Adaptation to climate change by determining grapevine cultivar differences using temperature-based phenology models

• Published in: OENO one Vol. 54; no. 4; pp. 955 - 974
• Main Authors: Parker, Amber, Iñaki García de Cortázar-Atauri, Trought, Michael C.T, Destrac, Agnès, Agnew, Rob, Sturman, A P, Cornelis van Leeuwen
• Format: Journal Article
• Language: English
• Published: International Viticulture and Enology Society (IVES) 04.11.2020; International Viticulture and Enology Society
• Subjects: climate change; cultivars; data collection; Environmental Sciences; flowering; fruits; grapevine; metabolites; phenology; sugar; sugars; temperature; viticulture; Vitis; véraison; wines; ke yword s grapevine; phenology; temperature; adaptation; model; flowering; véraison; classification; sugar; climate change
• ISSN: 2494-1271; 2494-1271
• DOI: 10.20870/oeno-one.2020.54.4.3861

Grapevine phenology is advancing with increased temperatures associated with climate change.
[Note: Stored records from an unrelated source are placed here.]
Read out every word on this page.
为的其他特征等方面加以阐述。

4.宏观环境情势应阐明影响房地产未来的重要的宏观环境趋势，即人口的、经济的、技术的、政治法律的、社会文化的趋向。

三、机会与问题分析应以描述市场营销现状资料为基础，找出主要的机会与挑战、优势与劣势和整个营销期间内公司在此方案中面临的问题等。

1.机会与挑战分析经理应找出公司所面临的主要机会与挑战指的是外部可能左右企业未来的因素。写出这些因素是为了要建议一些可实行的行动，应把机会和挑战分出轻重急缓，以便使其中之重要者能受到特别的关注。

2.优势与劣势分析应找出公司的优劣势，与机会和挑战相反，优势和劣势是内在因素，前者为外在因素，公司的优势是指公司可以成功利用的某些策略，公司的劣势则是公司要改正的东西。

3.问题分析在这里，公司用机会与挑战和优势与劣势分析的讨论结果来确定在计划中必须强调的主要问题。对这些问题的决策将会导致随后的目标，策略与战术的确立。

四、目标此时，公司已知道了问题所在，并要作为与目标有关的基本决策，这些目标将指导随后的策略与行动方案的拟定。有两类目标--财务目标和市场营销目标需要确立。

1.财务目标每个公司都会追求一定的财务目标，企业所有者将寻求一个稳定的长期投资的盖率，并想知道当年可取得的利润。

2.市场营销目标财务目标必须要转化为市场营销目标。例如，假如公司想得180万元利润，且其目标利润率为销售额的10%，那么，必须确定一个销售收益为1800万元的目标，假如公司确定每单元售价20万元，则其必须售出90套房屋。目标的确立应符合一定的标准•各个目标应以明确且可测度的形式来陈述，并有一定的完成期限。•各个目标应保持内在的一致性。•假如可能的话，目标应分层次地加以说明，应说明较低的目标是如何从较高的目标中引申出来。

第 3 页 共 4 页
This may result in higher fruit sugar concentrations at harvest and/or earlier compressed harvests and changes in the synchrony of sugar with other fruit metabolites. One adaptation strategy that growers may use to maintain typicity of wine style is to change cultivars. This approach may enable fruit to develop under temperature conditions similar to those typically associated with that wine style. We demonstrate that Grapevine Flowering Véraison (GFV) and the Grapevine Sugar Ripeness (GSR) models can be implemented as a means of testing the suitability of alternative cultivars as an adaptation strategy to climate change. Previous viticulture temperature-based models were reviewed and compared with the GFV and GSR models. The results from the original GFV and GSR models were combined to evaluate the classification of the 20 most represented cultivars. The GFV and GSR models were tested for three new historic and contrasting datasets: 31 cultivars in the VitAdapt collection, Bordeaux; Chardonnay, Champagne; and Sauvignon blanc, Marlborough. Errors of predictions were less than a week for flowering and véraison, and within 7-10 days for the time to reach relevant target sugar concentrations for these datasets. Future GFV and GSR projections for Chardonnay resulted in an advance at a rate of one to two days per decade for flowering and véraison, and two to five days per decade for time to 170 g/L sugar concentration for RCP 4.5 and 8.5 respectively. Therefore, the GFV and GSR models are highly accurate and easy-to-use temperature-based phenological models for predicting flowering, véraison and time to target sugar concentrations when tested under new conditions. The models can be applied for characterising new cultivars, and assessing thermal time to flowering, véraison and different sugar targets. They can be used to assess cultivar performance in winegrowing areas worldwide under current or future climate conditions. The classifications therefore enable growers and researchers to compare the phenology of cultivars in a region today and to consider adaptation options: selecting later ripening cultivars or choosing alternative sites in the context of climate change.